Daniela destaca ainda a diferença em trabalhar com “novos” e “velhos” artistas: “O artista em ascensão chega com gás, uma série de ideias e muitas possibilidades. Cabe ao curador, como interlocutor, o papel de organizar essas ideias e pensar junto a exposição. Por sua vez, o artista com longa trajetória está aberto a ouvir, mas já absorveu tanta coisa e tem tantas referências que é o curador quem acaba ouvindo. Ele é menos ansioso e sabe o que quer. Pede sugestões, sabe escutar e recuar, mas ele não tem dúvidas.”
Tarefas especializadas
Definidos o tema a ser abordado e o período de realização, vêm a pesquisa e a seleção das obras. Elas são encaminhadas ao setor de conservação, que dirá quais estão em condições e quais devem passar por intervenções de conservação para integrar a mostra. O passo seguinte é a tramitação técnica das obras selecionadas. Simultaneamente, estão trabalhando as equipes de conservação, museologia, expografia e produção que, acompanhadas do curador, visitam com antecedência o local onde será realizada a exposição.
Um capítulo à parte, nesse roteiro, diz respeito à embalagem e ao transporte das obras de arte, tarefas que devem observar rígidos padrões internacionais. As obras são acomodadas em embalagens especiais, confeccionadas com materiais altamente isolantes e transportadas em veículos preparados, para se assegurar a integridade física de bens únicos.
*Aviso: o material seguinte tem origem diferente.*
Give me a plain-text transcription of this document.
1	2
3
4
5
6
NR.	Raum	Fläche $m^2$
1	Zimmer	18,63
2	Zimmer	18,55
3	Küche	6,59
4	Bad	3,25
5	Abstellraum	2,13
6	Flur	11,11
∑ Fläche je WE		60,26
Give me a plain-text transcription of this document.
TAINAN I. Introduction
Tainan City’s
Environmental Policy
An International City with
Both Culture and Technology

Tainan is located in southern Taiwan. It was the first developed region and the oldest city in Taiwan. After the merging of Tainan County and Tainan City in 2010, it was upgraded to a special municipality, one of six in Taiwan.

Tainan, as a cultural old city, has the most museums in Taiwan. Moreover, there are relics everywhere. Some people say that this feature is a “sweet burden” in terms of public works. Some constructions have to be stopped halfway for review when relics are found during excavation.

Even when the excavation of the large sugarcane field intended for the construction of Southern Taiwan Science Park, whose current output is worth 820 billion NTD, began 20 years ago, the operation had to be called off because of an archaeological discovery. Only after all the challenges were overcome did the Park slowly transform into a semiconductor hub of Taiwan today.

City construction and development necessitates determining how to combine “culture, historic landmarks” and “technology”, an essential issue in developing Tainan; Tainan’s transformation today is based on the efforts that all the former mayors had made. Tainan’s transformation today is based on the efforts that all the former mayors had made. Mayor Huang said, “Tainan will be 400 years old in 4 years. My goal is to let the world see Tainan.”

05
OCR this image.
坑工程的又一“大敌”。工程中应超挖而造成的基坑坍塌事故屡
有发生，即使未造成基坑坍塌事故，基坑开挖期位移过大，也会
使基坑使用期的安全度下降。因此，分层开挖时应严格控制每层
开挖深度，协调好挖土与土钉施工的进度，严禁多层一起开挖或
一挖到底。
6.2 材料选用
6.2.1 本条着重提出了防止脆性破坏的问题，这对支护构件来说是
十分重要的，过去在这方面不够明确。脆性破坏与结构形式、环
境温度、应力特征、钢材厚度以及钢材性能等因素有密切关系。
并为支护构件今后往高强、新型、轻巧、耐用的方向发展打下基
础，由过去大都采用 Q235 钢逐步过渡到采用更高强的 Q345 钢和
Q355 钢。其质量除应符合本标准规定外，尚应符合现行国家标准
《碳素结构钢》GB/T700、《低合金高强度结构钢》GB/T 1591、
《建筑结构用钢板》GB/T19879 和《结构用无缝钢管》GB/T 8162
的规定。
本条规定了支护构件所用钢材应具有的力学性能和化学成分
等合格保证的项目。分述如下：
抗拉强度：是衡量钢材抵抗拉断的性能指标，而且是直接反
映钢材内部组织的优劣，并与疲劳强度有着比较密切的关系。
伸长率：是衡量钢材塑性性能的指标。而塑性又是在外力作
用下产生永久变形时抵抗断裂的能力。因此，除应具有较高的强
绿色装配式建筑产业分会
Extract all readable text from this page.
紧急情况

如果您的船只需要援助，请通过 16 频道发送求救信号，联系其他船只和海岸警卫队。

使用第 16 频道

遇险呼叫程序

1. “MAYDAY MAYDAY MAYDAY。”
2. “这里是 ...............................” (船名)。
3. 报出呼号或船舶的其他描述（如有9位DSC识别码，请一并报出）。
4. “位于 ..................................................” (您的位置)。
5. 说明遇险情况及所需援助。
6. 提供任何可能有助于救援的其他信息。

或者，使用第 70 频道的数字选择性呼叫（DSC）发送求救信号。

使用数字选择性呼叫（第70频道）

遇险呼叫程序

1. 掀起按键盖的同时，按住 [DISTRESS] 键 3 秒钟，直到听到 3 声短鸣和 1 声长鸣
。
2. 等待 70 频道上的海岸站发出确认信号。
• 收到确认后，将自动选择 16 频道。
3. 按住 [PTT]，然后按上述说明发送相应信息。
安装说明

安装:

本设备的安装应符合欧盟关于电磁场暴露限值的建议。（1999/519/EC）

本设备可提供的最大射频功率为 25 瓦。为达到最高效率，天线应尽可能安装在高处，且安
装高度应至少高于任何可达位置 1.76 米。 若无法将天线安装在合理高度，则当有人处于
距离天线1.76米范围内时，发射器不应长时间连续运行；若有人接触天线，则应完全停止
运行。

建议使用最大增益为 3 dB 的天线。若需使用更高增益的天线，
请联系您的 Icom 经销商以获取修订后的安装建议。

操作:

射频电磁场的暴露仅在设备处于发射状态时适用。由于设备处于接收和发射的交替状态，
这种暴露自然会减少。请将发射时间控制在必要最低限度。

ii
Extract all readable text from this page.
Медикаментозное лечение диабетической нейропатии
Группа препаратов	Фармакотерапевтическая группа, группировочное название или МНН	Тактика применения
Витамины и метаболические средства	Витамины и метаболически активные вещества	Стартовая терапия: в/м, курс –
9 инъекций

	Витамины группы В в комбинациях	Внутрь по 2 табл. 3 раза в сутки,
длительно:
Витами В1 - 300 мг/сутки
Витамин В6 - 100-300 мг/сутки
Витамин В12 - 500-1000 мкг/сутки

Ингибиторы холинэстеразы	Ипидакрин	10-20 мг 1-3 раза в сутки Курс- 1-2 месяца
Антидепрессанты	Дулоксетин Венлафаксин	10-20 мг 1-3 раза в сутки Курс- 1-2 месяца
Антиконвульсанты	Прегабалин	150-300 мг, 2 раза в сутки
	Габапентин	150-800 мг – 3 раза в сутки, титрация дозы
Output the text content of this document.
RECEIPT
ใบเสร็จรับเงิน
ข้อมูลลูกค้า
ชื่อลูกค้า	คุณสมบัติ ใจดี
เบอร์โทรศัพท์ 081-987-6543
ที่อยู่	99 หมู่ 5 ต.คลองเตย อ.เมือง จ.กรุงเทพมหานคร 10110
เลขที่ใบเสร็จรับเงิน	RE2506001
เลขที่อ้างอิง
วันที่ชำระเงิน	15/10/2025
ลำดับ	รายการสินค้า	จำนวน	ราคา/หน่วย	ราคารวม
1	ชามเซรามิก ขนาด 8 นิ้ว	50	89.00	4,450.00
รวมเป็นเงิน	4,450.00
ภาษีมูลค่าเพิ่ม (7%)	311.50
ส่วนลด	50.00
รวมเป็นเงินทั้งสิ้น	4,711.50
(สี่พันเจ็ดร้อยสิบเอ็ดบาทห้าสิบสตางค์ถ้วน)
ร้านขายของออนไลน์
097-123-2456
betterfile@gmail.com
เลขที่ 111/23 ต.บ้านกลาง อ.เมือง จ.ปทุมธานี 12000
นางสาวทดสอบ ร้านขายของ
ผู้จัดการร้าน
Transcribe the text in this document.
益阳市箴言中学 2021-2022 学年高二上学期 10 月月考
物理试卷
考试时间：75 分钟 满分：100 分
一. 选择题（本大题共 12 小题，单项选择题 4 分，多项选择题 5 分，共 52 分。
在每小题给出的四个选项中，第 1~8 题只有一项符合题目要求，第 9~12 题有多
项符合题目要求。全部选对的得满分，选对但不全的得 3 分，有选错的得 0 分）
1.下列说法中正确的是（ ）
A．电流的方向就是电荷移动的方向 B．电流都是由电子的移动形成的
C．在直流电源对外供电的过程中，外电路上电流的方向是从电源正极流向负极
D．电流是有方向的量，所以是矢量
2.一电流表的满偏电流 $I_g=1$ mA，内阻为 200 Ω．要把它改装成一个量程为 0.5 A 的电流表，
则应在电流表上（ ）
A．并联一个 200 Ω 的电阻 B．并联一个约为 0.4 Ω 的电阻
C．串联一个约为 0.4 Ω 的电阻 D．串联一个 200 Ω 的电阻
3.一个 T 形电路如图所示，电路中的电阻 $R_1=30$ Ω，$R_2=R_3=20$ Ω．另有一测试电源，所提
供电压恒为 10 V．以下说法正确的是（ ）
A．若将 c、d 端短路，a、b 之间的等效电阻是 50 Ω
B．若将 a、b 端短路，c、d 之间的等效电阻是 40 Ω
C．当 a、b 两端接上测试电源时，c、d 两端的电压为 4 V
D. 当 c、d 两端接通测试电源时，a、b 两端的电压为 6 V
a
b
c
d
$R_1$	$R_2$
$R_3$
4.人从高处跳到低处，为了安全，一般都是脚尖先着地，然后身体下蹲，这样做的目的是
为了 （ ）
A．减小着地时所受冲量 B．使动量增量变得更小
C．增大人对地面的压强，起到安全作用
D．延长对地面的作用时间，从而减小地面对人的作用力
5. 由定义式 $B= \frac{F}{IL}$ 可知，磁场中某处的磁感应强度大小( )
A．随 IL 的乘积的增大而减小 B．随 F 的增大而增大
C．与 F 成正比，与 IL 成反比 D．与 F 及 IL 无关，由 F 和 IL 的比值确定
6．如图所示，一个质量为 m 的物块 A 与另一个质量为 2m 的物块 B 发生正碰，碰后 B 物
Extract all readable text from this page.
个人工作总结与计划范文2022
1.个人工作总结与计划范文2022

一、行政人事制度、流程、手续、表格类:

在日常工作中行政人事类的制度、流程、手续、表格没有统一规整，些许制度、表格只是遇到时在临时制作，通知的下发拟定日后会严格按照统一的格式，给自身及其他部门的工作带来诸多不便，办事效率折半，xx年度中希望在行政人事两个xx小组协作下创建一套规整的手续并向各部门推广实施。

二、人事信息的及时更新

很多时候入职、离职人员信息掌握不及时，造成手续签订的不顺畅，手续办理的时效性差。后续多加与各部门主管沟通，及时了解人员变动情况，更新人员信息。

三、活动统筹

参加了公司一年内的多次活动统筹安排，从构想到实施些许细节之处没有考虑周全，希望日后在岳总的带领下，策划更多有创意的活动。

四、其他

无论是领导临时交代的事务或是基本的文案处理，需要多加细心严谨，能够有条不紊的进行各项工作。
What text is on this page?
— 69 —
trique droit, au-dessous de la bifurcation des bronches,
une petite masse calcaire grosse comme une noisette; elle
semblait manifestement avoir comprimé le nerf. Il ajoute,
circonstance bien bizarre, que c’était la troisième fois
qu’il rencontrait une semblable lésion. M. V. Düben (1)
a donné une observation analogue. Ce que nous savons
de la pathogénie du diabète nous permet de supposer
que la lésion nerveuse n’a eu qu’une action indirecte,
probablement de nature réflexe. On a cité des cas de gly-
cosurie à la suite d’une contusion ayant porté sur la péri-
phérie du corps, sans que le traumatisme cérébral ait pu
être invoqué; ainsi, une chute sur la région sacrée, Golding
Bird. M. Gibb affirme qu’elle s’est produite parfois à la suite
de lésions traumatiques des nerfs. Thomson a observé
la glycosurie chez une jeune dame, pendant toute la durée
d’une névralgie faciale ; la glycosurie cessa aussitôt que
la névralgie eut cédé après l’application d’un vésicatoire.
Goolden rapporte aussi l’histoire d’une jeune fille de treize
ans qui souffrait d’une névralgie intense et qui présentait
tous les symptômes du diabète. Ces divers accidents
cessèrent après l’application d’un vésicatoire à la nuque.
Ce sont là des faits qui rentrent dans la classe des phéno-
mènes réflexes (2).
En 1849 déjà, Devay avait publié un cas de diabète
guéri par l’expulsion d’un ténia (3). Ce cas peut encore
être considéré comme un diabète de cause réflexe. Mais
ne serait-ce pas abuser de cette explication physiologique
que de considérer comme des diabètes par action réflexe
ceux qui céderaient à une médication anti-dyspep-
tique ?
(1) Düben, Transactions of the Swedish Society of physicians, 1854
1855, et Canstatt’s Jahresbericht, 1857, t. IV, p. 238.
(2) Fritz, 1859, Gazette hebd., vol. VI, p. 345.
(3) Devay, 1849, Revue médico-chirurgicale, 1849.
A saída e a chegada de bens culturais cumprem um roteiro muito semelhante nas instituições museológicas de todo o mundo. O deslocamento é feito com o acompanhamento de um courier – palavra importada que designa o responsável por acompanhar a tela ou objeto que sairá do acervo – geralmente funcionário do museu que está fazendo o empréstimo. Antes de expostas e ao término da exposição, as obras são vistoriadas. São examinadas, por exemplo, a textura da imagem (no caso de pinturas) e qualidade de conservação, entre outros quesitos.
Após o evento de abertura, segue-se o período de visitação e entra em cena o serviço educativo, que trata da interlocução realizando atividades de mediação. Ao final do período da mostra, é chegada a hora da desmontagem e voltam novamente ao trabalho as equipes de transporte, seguro, museologia, expografia e courriers para procederem a reembalagem e devolução das obras com os devidos cuidados que asseguram a integridade física de peças que, em sua maioria, possuem alto valor histórico.
Viagem segura
O cuidado para transportar obras de arte é tanto que empresas especializadas estão cada vez mais se aperfeiçoando e garantindo serviços de alta qualidade. A metodologia consiste em uma vistoria técnica inicial para determinar as características do que será transportado. Após essa análise, é criada uma logística complexa que envolve desde a embalagem, coleta o tipo de transporte e a segurança. Cada item é imprescindível para a chegada das obras em perfeitas condições: a estratégia de transporte funciona de acordo com as necessidades técnicas das peças, para garantir maior proteção contra choques, vibrações e variações de temperatura e umidade.
Seguro de obras
O seguro para obras de arte ainda é pouco explorado no Brasil, com algumas diferenças nas coberturas quando comparadas às que são oferecidas na Europa ou nos Estados Unidos. A perda desses objetos pode representar um prejuízo considerável ao dono, principalmente, quando se trata de obras que não têm como ser recuperadas.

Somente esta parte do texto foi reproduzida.